September 11, 2001- Three hijacked planes crash into major U.S. landmarks, destroying New York's World Trade Center and plunging into the Pentagon. A fourth hijacked plane crashes in Pennsylvania. Nearly 3,000 people are killed. In a video released later, bin Laden says the collapse of the towers exceeded al Qaeda's expectations.
September 17, 2001- U.S. President George W. Bush says bin Laden is "Wanted: Dead or Alive."
October 7, 2001- United States attacks Taliban-ruled Afghanistan, host to bin Laden and al Qaeda.
December 6, 2001 - Anti-Taliban forces capture bin Laden's main base in Tora Bora mountains of eastern Afghanistan.
September 10, 2002- Al Jazeera broadcasts what it says is the voice of bin Laden praising the 9/11 hijackers as men who "changed the course of history."

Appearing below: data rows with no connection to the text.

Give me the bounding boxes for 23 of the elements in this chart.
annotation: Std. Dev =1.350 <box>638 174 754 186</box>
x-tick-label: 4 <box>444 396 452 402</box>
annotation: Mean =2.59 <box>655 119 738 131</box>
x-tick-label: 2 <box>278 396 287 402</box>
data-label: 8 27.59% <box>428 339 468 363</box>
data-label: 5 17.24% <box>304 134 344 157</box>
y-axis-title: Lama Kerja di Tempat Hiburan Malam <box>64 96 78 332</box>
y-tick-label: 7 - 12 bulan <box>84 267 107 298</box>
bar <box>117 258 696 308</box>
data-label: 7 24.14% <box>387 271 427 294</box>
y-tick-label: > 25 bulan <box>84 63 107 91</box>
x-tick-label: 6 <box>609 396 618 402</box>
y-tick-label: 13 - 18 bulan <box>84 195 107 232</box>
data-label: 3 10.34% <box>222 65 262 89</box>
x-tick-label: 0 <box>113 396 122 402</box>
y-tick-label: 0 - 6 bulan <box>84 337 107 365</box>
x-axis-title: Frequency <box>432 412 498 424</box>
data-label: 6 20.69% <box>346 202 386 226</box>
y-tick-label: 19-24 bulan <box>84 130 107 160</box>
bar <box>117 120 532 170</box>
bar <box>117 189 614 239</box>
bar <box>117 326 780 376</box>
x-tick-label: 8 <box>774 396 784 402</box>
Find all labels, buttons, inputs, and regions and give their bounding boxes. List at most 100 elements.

November 2002- Al Qaeda claims responsibility for three suicide car bombs in Kenya which blew up the Mombasa Paradise resort hotel, popular with Israelis, killing 15 people and wounding 80.
October 2004- Bin Laden bursts into the U.S. election campaign in his first videotaped message in over a year to deride Bush.
January 2006- Bin Laden's first public message for over a year is a bid to show he is still in command of al Qaeda.
September 2006- Bush vows "America will find you."
September 2007- Bin Laden issues first new video for nearly three years, telling U.S. it is vulnerable despite its power.
May 18, 2008- Bin Laden urges Muslims to break the Israeli-led blockade of the Hamas-controlled Gaza Strip, and fight Arab governments that deal with Israel.
January 24, 2010- Bin Laden claims responsibility for the failed December 25 bombing of a U.S.-bound plane in an audio tape and vows to continue attacks on the United States.
March 25, 2010- Bin Laden threatens al Qaeda will kill any Americans it takes prisoner if accused September 11 planner Khalid Sheikh Mohammed, held by United States, is put to death, according to an audiotape aired on al Jazeera.
January 21, 2011- Bin Laden says in an audio recording that the release of French hostages held in Niger by al Qaeda depends on France's soldiers leaving Muslim lands.
May 2, 2011- Osama bin Laden is killed in a million-dollar compound in the resort of Abbottabad, 60 km (35 miles) north of the Pakistani capital Islamabad.